Fintech should continue to dictate changes in the financial industry by focusing on emerging technologies offering a new customer experience, says the latest PwC Global Fintech Report 2017.

In its report, PwC identified the major trends that should shape the financial industry in 2018. Here is a small summary of these trends by business line:

  • Asset managers will invest in technology

Asset managers have not yet really benefited from the Fintech-generated disruption.

However, 41% of respondents in this sector think that their customers already do business with FinTech and 61% think that their clients could turn to a Fintech.

As a result, asset and wealth managers are starting to partner with FinTechs (30% of respondents created a partnership).

In the coming months, companies in this sector should invest in technologies that improve their operational efficiency and analytical capacity, in order to have a better decision-making process.

  • The retail bank remains the center of disruption

According to PwC, retail banking will still be the center of disruption for a few years.

More than 60% of respondents believe that the personal loan activity is threatened by the Fintech.

Ease of use, accessibility 7 days a week, 24 hours a day, and speed of service are aspects to solve to retain their customers.

For this, retail banks are forging more and more partnerships with FinTech (54% of respondents this year against 42% last year).

Currently, retail banks would be exploring new solutions to improve their operations, including blockchain.
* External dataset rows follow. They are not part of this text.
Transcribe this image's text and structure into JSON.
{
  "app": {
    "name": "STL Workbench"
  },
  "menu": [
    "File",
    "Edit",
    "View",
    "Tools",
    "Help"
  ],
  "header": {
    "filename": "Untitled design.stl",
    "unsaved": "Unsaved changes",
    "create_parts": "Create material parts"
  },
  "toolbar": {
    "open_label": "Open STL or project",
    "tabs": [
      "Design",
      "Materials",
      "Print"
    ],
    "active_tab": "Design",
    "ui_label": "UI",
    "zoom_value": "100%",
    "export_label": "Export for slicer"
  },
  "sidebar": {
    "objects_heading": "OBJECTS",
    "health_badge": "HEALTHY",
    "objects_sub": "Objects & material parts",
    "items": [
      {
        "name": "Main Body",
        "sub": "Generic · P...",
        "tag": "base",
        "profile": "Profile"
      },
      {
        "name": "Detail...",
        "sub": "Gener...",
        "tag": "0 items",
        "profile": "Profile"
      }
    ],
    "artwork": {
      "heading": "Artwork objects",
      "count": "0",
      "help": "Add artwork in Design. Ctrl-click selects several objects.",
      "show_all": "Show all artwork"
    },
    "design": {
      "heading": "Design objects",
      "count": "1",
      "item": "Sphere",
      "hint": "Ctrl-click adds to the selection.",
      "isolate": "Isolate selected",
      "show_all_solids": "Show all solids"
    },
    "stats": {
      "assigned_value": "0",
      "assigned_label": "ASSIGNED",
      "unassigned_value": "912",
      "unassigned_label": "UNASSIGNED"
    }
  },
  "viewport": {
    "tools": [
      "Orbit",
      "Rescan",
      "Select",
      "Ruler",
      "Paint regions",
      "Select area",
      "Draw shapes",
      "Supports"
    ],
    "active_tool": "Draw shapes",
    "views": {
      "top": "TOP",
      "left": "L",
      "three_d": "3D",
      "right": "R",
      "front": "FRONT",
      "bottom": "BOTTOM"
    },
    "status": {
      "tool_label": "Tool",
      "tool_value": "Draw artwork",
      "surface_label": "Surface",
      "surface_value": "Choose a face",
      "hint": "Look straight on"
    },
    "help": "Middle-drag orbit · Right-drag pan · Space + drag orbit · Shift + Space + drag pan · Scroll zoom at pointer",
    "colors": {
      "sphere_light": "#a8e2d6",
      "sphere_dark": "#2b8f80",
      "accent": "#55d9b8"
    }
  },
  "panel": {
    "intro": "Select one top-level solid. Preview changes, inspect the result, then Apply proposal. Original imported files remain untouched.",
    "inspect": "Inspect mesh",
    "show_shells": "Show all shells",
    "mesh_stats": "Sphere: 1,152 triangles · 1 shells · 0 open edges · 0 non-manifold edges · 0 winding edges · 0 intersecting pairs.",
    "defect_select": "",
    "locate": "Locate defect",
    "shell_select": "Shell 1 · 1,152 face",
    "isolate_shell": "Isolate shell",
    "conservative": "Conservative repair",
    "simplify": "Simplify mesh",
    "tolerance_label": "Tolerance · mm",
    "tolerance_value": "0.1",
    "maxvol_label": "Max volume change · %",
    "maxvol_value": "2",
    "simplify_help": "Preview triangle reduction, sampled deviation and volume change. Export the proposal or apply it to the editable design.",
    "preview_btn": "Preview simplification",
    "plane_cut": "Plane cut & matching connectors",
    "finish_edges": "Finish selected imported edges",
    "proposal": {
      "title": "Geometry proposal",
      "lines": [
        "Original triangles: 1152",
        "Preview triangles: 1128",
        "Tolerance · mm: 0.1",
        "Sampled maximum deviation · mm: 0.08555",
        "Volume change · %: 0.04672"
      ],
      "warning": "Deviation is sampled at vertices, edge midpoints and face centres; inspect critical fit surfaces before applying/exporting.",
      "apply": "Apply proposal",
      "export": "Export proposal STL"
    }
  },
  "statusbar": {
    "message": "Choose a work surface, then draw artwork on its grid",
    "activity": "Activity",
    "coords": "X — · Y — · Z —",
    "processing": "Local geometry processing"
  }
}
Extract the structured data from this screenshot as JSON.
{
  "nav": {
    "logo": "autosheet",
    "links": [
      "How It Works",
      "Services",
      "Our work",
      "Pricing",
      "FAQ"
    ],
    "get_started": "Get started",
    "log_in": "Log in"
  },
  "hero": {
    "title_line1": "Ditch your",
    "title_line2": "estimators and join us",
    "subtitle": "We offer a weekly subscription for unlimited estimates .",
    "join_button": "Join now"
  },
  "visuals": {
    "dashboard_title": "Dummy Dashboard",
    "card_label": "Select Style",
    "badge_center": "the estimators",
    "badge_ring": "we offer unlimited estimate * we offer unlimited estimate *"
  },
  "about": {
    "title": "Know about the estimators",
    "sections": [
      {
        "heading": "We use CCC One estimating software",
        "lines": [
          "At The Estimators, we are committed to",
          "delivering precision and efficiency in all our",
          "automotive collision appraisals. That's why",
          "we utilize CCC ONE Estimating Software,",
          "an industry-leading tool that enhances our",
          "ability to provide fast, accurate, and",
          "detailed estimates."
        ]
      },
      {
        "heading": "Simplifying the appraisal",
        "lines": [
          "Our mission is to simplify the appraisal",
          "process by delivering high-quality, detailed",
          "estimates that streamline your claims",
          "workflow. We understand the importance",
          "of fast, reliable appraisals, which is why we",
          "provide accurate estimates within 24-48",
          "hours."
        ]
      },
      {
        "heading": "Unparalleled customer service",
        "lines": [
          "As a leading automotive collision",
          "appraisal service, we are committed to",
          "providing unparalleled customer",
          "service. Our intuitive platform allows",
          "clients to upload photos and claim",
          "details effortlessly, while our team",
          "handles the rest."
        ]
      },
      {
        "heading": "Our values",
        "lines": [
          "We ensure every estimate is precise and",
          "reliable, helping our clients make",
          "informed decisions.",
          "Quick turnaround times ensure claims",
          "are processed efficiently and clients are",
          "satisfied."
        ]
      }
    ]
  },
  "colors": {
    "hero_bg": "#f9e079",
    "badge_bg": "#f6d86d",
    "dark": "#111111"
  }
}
  • Insurance companies form more and more partnerships 

The companies of insurance intensify efforts to not be left behind by the Fintech.

Indeed, more than half of those surveyed continue to see the insurance industry as the second largest sector impacted by Fintech disruption.

The increasing sophistication of modeling to identify and quantify risks is the main trend of the moment and the one insurers are trying to address.

As a result, 84% of them are expected to partner with FinTechs over the next three years, compared to 45% in 2017 and 28% in 2016.

  • Payment companies will double their investment in the blockchain

A significant number of clients in the payments and remittances industry are already dealing with FinTechs.

More than 7 out of 10 companies in this sector (72%) concede that their business is threatened by the Fintech, although this figure is down (87% in 2016), reflecting the fact that payment companies are starting to see the Fintech as an opportunity rather than a threat.

Companies in the sector should invest in data analysis, mobility, and cybersecurity and especially in the blockchain.

Nine out of ten payment companies are expected to implement blockchain in their services by 2020.